"Tell him that I've always been and always shall be a good friend of his. . . . He knows that perfectly well. In this particular campaign I have pledged myself to oppose certain elements with which Gus has let himself get involved."
"You're a fine talker George Baldwin and you always were."
Baldwin flushed. They stood stiff side by side at the office door. His hand lay still on the doorknob as if paralyzed. From the outer offices came the sound of typewriters and voices. From outside came the long continuous tapping of riveters at work on a new building.
"I hope your family's all well," he said at length with an effort.
"Oh yes they are all well thanks . . . Goodby." She had gone.
Baldwin stood for a moment looking out of the window at the gray blackwindowed building opposite. Silly to let things agitate him so. Need of relaxation. He got his hat and coat from their hook behind the washroom door and went out.

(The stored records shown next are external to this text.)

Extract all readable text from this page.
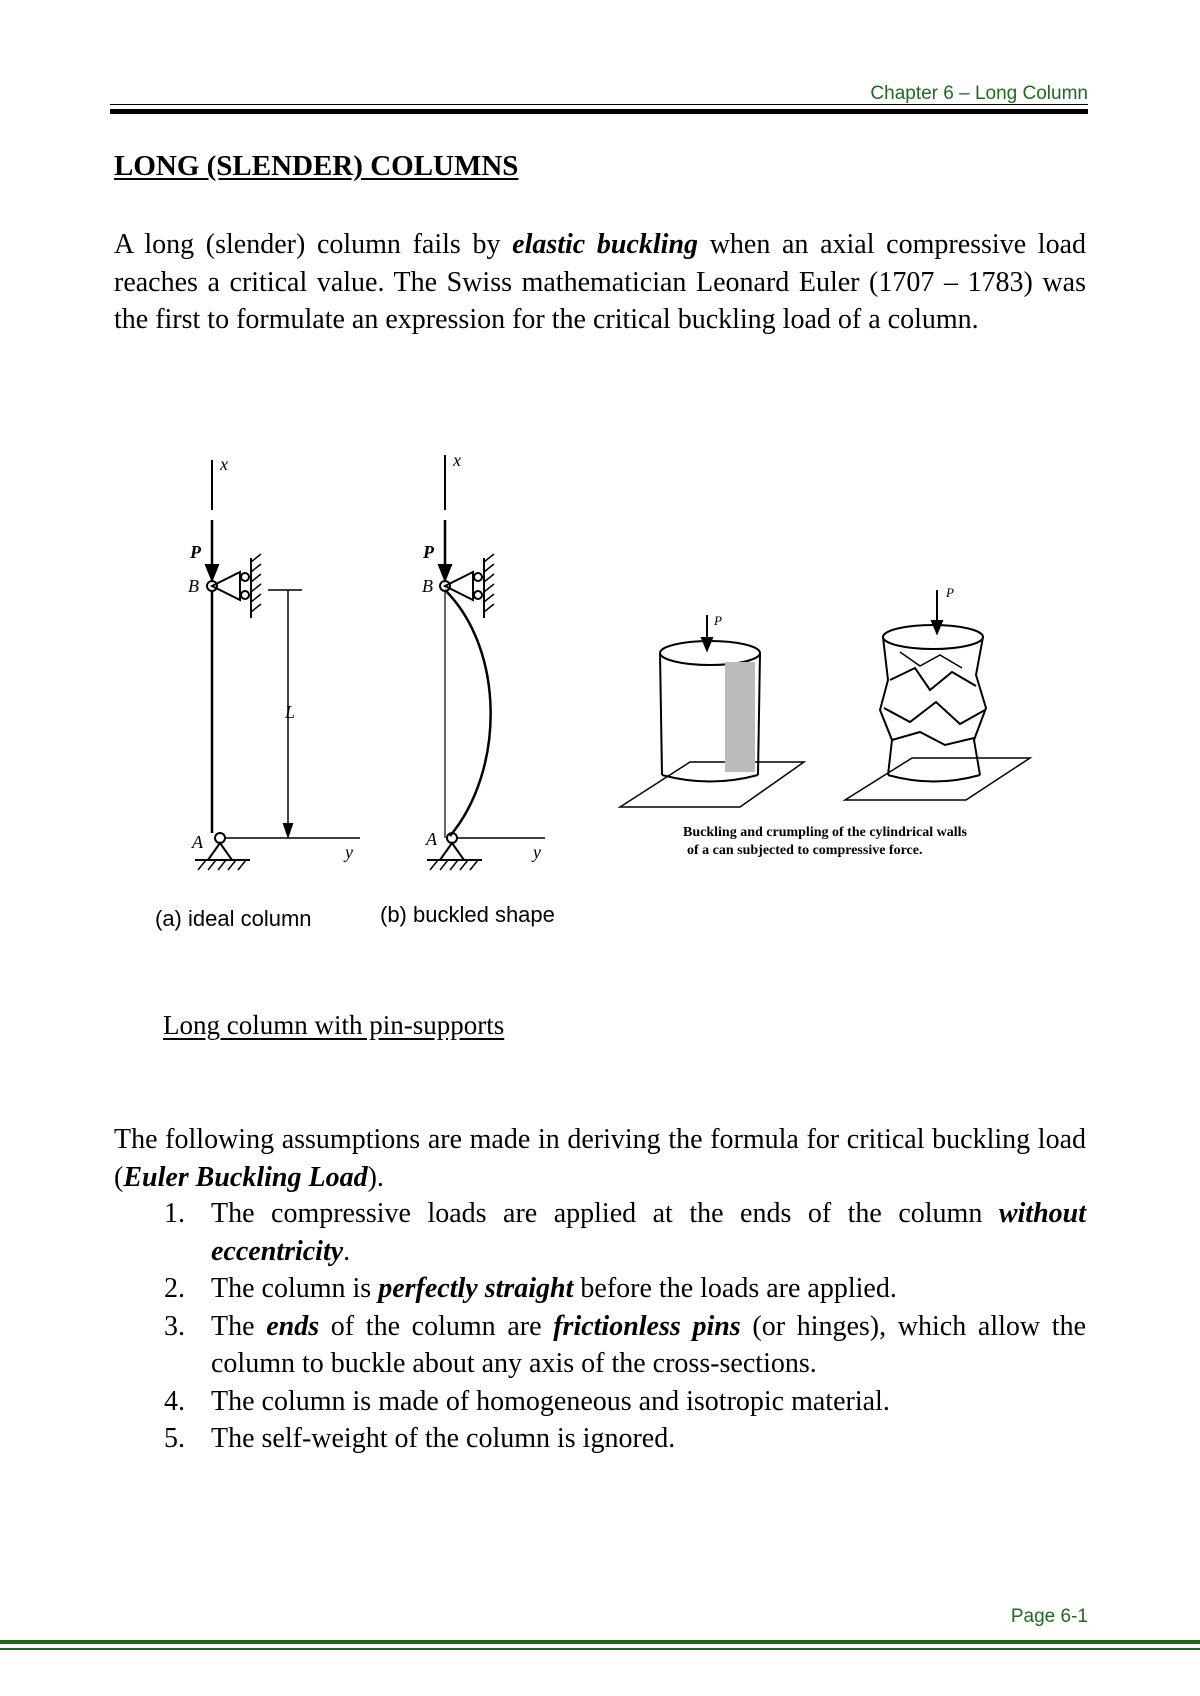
Chapter 6 – Long Column
LONG (SLENDER) COLUMNS

A long (slender) column fails by elastic buckling when an axial compressive load reaches a critical value. The Swiss mathematician Leonard Euler (1707 – 1783) was the first to formulate an expression for the critical buckling load of a column.

x
P
B
L
A	y
(a) ideal column
x
P
B
A
y
(b) buckled shape
P
P
Buckling and crumpling of the cylindrical walls
of a can subjected to compressive force.
Long column with pin-supports

The following assumptions are made in deriving the formula for critical buckling load (Euler Buckling Load).

1. The compressive loads are applied at the ends of the column without eccentricity.
2. The column is perfectly straight before the loads are applied.
3. The ends of the column are frictionless pins (or hinges), which allow the column to buckle about any axis of the cross-sections.
4. The column is made of homogeneous and isotropic material.
5. The self-weight of the column is ignored.
Page 6-1
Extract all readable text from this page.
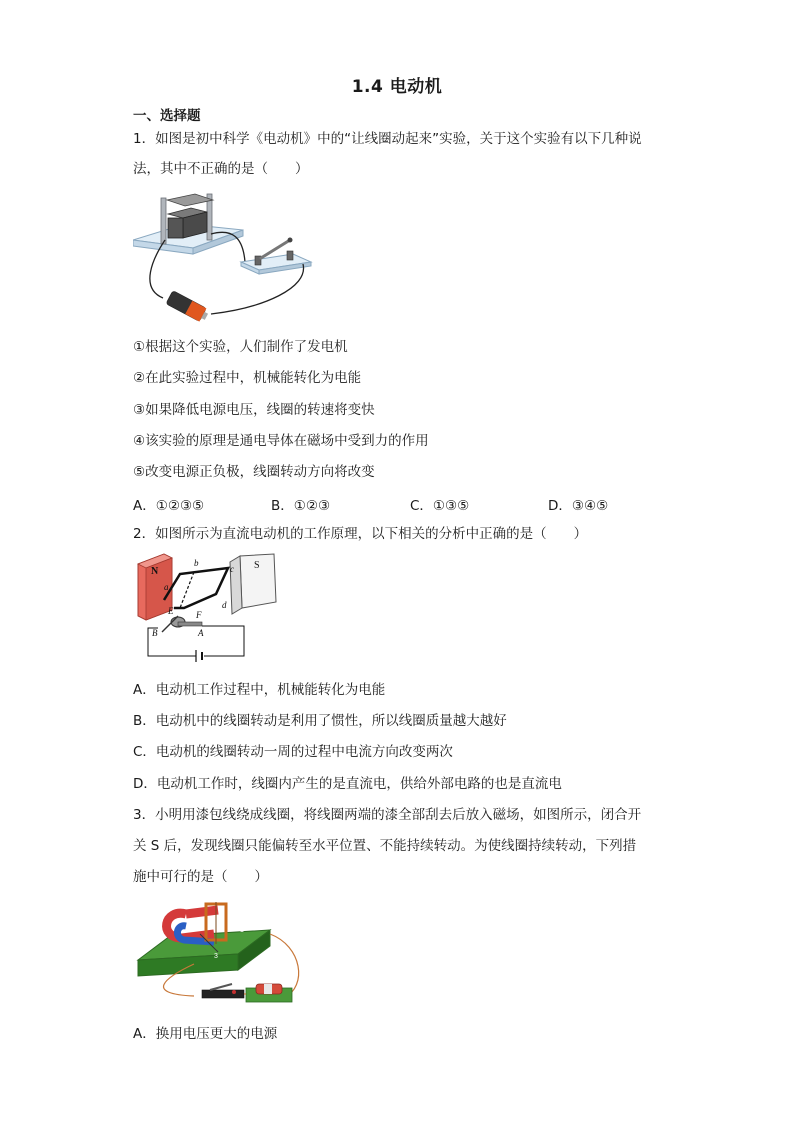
1.4 电动机
一、选择题
1．如图是初中科学《电动机》中的“让线圈动起来”实验，关于这个实验有以下几种说
法，其中不正确的是（　　）
①根据这个实验，人们制作了发电机
②在此实验过程中，机械能转化为电能
③如果降低电源电压，线圈的转速将变快
④该实验的原理是通电导体在磁场中受到力的作用
⑤改变电源正负极，线圈转动方向将改变
A．①②③⑤	B．①②③	C．①③⑤	D．③④⑤
2．如图所示为直流电动机的工作原理，以下相关的分析中正确的是（　　）
N
S
a
b
c
d
E	F
A
B
A．电动机工作过程中，机械能转化为电能
B．电动机中的线圈转动是利用了惯性，所以线圈质量越大越好
C．电动机的线圈转动一周的过程中电流方向改变两次
D．电动机工作时，线圈内产生的是直流电，供给外部电路的也是直流电
3．小明用漆包线绕成线圈，将线圈两端的漆全部刮去后放入磁场，如图所示，闭合开
关 S 后，发现线圈只能偏转至水平位置、不能持续转动。为使线圈持续转动，下列措
施中可行的是（　　）
1
3
A．换用电压更大的电源
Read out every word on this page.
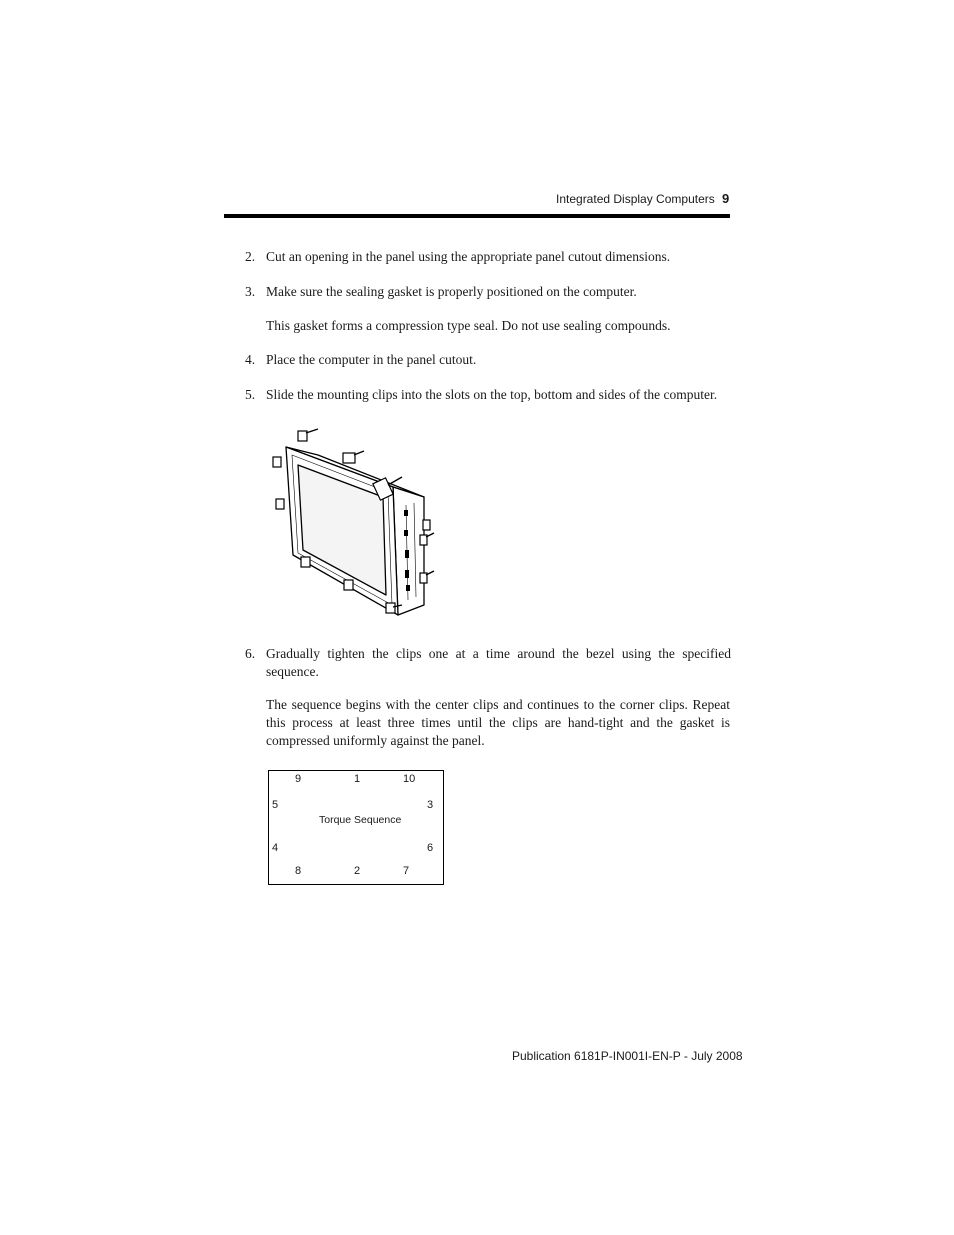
Integrated Display Computers 9
2. Cut an opening in the panel using the appropriate panel cutout dimensions.
3. Make sure the sealing gasket is properly positioned on the computer.
This gasket forms a compression type seal. Do not use sealing compounds.
4. Place the computer in the panel cutout.
5. Slide the mounting clips into the slots on the top, bottom and sides of the computer.
6. Gradually tighten the clips one at a time around the bezel using the specified sequence.
The sequence begins with the center clips and continues to the corner clips. Repeat this process at least three times until the clips are hand-tight and the gasket is compressed uniformly against the panel.
9	1	10
5	3
Torque Sequence
4	6
8	2	7
Publication 6181P-IN001I-EN-P - July 2008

"Jonas," he said to a man with a round bald head shaped like a cantaloupe who sat poring over papers in the highceilinged library that was the central hall of the lawoffice, "bring everything up that's on my desk. . . . I'll go over it uptown tonight."
"All right sir."
When he got out on Broadway he felt like a small boy playing hooky. It was a sparkling winter afternoon with hurrying rifts of sun and cloud. He jumped into a taxi. Going uptown he lay back in the seat dozing. At Forty-second Street he woke up. Everything was a confusion of bright intersecting planes of color, faces, legs, shop windows, trolleycars, automobiles. He sat up with his gloved hands on his knees, fizzling with excitement. Outside of Nevada's apartmenthouse he paid the taxi. The driver was a negro and showed an ivory mouthful of teeth when he got a fifty-cent tip. Neither elevator was there so Baldwin ran lightly up the stairs, half wondering at himself.